Today, MIA installed a two new objects into the museum’s permanent display case focusing on the depictions of animals in Inuit art. Every new arrival is important and exciting, but these two are extremely interesting because they are suspiciously similar to each other. Here is the updated display case:
Can you tell which objects I’m talking about? Here’s a close-up:
As you can see, the owl on the right looks like a green, miniature version of the owl on the left. So why is that so interesting? Because it illustrates something the museum often mentions but is very difficult to display: how artists learn how to carve.
Pitsiulak Qimirpik, whose larger “Owl” is on the left, is Suati Atsiaq’s father (who goes by his mother’s last name). Suati is currently 15 years old and his father is teaching him how to carve. We often talk about how artists in the North do not have formal artistic training but rather are taught by family or community members, which is one reason that communities have fairly identifiable styles. It’s a fairly difficult point to illustrate, though – we show in our regional display cases, for example, that community styles are similar and that artists like Karoo Ashevak can have significant influences over what is produced. However, to see an example this direct is extremely rare and we are very excited to display the pieces.

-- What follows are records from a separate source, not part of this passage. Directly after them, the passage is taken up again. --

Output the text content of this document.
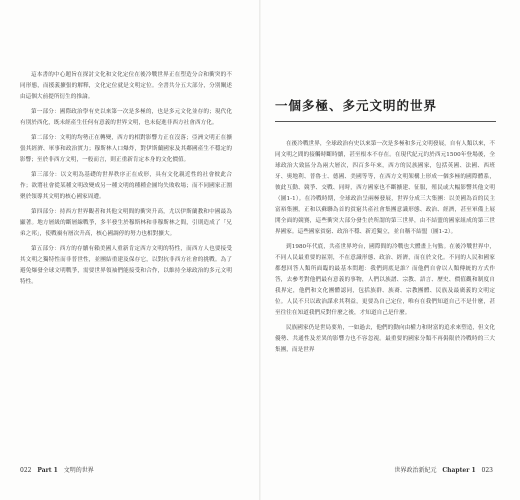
這本書的中心題旨在探討文化和文化定位在後冷戰世界正在塑造分合和衝突的不同形態，而援義擴張的解釋，文化定位就是文明定位。全書共分五大部分，分別闡述由這個大前提所衍生的推論。

第一部分：國際政治學有史以來第一次是多極的，也是多元文化並存的；現代化有別於西化，既未經產生任何有意義的世界文明，也未促進非西方社會西方化。

第二部分：文明的均勢正在轉變，西方的相對影響力正在沒落；亞洲文明正在擴張其經濟、軍事和政治實力；穆斯林人口爆炸，對伊斯蘭國家及其鄰國產生不穩定的影響；至於非西方文明，一般而言，則正重新肯定本身的文化價值。

第三部分：以文明為基礎的世界秩序正在成形，具有文化親近性的社會彼此合作；欲將社會從某種文明改變成另一種文明的種種企圖均失敗收場；而不同國家正圍聚於領導其文明的核心國家周遭。

第四部分：持西方世界觀者和其他文明間的衝突升高，尤以伊斯蘭教和中國最為顯著。地方層級的斷層線戰爭，多半發生於穆斯林和非穆斯林之間，引則造成了「兄弟之邦」，使戰禍有層次升高，核心國調停的努力也相對擴大。

第五部分：西方的存續有賴美國人重新肯定西方文明的特性，而西方人也要接受其文明之獨特性而非普世性，並團結重建及保存它，以對抗非西方社會的挑戰。為了避免爆發全球文明戰爭，需要世界領袖們能接受和合作，以維持全球政治的多元文明特性。

022 Part 1 文明的世界
一個多極、多元文明的世界

在後冷戰世界，全球政治有史以來第一次是多極和多元文明發展，自有人類以來，不同文明之間的接觸時斷時續，甚至根本不存在。在現代紀元約於西元1500年登場後，全球政治大致區分為兩大層次，四百多年來，西方的民族國家，包括英國、法國、西班牙、奧地利、普魯士、德國、美國等等，在西方文明架構上形成一個多極的國際體系，彼此互動、競爭、交戰、同時，西方國家也不斷擴建、征服，殖民或大幅影響其他文明（圖1-1）。在冷戰時期，全球政治呈兩極發展，世界分成三大集團：以美國為首的民主富裕集團，正和以蘇聯為首的貧窮共產社會集團意識形態、政治、經濟，甚至軍備上展開全面的競賽，這些衝突大部分發生於所謂的第三世界，由不結盟的國家組成的第三世界國家。這些國家貧窮、政治不穩、新近獨立，並自稱不結盟（圖1-2）。

到1980年代底，共產世界垮台，國際間的冷戰也大體畫上句點。在後冷戰世界中，不同人民最重要的區別，不在意識形態、政治、經濟，而在於文化。不同的人民和國家都想回答人類所面臨的最基本問題：我們到底是誰？而他們自會以人類傳統的方式作答，去參考對他們最有意義的事物，人們以族譜、宗教、語言、歷史、價值觀和制度自我界定，他們和文化團體認同，包括族群、族裔、宗教團體、民族及最廣義的文明定位。人民不只以政治謀求其利益，更要為自己定位，唯有在我們知道自己不是什麼，甚至往往在知道我們反對什麼之後，才知道自己是什麼。

民族國家仍是世局要角，一如過去，他們的動向由權力和財富的追求來塑造，但文化優勢、共通性及差異的影響力也不容忽視。最重要的國家分類不再侷限於冷戰時的三大集團，而是世界

世界政治新紀元 Chapter 1 023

You can see the differences between the pieces if you look carefully: besides the obvious differences in height and color of stone, Pitsiulak’s lines are a bit smoother, while Suati’s eyes are bit rounder. If this is any indication, though, Suati has a very bright future sculpting ahead of him. He is the youngest artist to be displayed in the museum and we look forward to seeing how his style evolves, which will no doubt be at least partially influenced by lessons like these that he’s learning now.